Technical suggestion / idea / observations from the low end of the graphics card pool.
So I was playing around for about an hour, maybe more, this afternoon on the "entry" level. Before the rescue camp.
My graphics card is a 9550 mobility; my driver is the 10.5.8 mac os driver. (On some crashes, the driver logs itself as the 9700 driver.). Resolution used for the test was 800x600, full screen. Vertical sync was turned off.
If I had either medium, or high, level of detail, the performance is the same. Entering a new area can have a significant delay, apparently as stuff is loaded into the graphics card. Once loaded, I have reasonable frame rates.
If I drop to low level of detail, then I get good frame rates. Significantly better performance.
Surprisingly, after spending a LOT of time looking and watching, I did not see any noticeable frame rate difference between compatibility mode on and off. The test was running from the crash pod until the straight north/south run that crosses over the chasm showing the clockworks, as well as just that north/south run from end to end. (So both a short run, and a long run). Note that this test includes a camera angle change, so I can see frames even if I stand still.
In battle, frame rates were bad, worse in medium/high, and dependent on number of enemies.

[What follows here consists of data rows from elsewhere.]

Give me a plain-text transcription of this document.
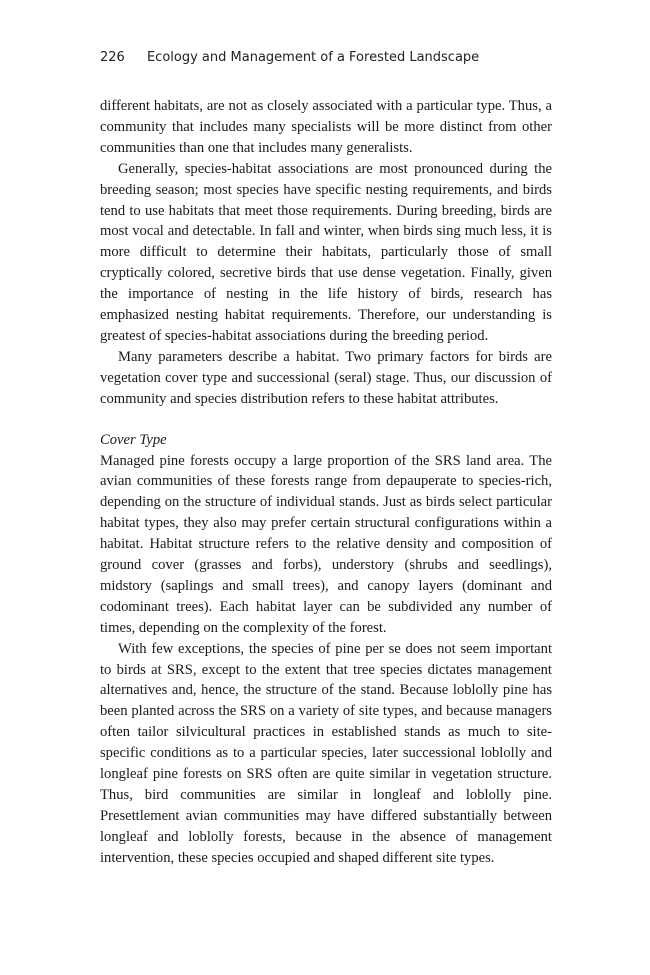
226 Ecology and Management of a Forested Landscape

different habitats, are not as closely associated with a particular type. Thus, a community that includes many specialists will be more distinct from other communities than one that includes many generalists.

Generally, species-habitat associations are most pronounced during the breeding season; most species have specific nesting requirements, and birds tend to use habitats that meet those requirements. During breeding, birds are most vocal and detectable. In fall and winter, when birds sing much less, it is more difficult to determine their habitats, particularly those of small cryptically colored, secretive birds that use dense vegetation. Finally, given the importance of nesting in the life history of birds, research has emphasized nesting habitat requirements. Therefore, our understanding is greatest of species-habitat associations during the breeding period.

Many parameters describe a habitat. Two primary factors for birds are vegetation cover type and successional (seral) stage. Thus, our discussion of community and species distribution refers to these habitat attributes.

Cover Type

Managed pine forests occupy a large proportion of the SRS land area. The avian communities of these forests range from depauperate to species-rich, depending on the structure of individual stands. Just as birds select particular habitat types, they also may prefer certain structural configurations within a habitat. Habitat structure refers to the relative density and composition of ground cover (grasses and forbs), understory (shrubs and seedlings), midstory (saplings and small trees), and canopy layers (dominant and codominant trees). Each habitat layer can be subdivided any number of times, depending on the complexity of the forest.

With few exceptions, the species of pine per se does not seem important to birds at SRS, except to the extent that tree species dictates management alternatives and, hence, the structure of the stand. Because loblolly pine has been planted across the SRS on a variety of site types, and because managers often tailor silvicultural practices in established stands as much to site-specific conditions as to a particular species, later successional loblolly and longleaf pine forests on SRS often are quite similar in vegetation structure. Thus, bird communities are similar in longleaf and loblolly pine. Presettlement avian communities may have differed substantially between longleaf and loblolly forests, because in the absence of management intervention, these species occupied and shaped different site types.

I had horrible frame rates in only two types of cases, and the resolution (low, medium, high) made no difference: Monster spawn, and "new terrain" (such as entering the gears area).
I don't know the details of programming a graphics card. My OS background has been all about keeping user-land away from the hardware, and making a single piece of hardware appear to be available to all programs as their own; graphics seems to be about letting programs have direct access to the card, and being able to own parts of it. So I really don't know how much of what I'm about to say makes sense, or is possible.
I think that response can be made significantly better by loading graphics, animations, and images into the graphics card before they are needed. As a prefetch, or preload. As a background thread; instead of a big delay when loading when you enter a room and things spawn, the server responds to "moving towards room X" with "Preload these on the assumption that they will be needed".
The expected result: When the monsters spawn, there is no "big delay", but the card can respond quickly, with everything already loaded.
With "All party" buttons, there is another issue. They come in two types that I've seen so far: Switch to a new section of the level, or begin a big battle. For the "begin big battle" buttons, you can do something else of value: Start loading the graphics into the graphics card. Do not actually activate the battle until all clients report that they are ready.
In other words, change the "Activate button" criteria from "All party members on the button" to "All clients report ready". When all party members are on the button, and not all ready, clients would have some sort of indication (putting "waiting..." on screen, or "loading...", or something; or perhaps something else.)
(If I could change my graphics card, I would have long ago. Neither the 9300 in the mac mini nor the 9550 in the iBook G4 can be changed.)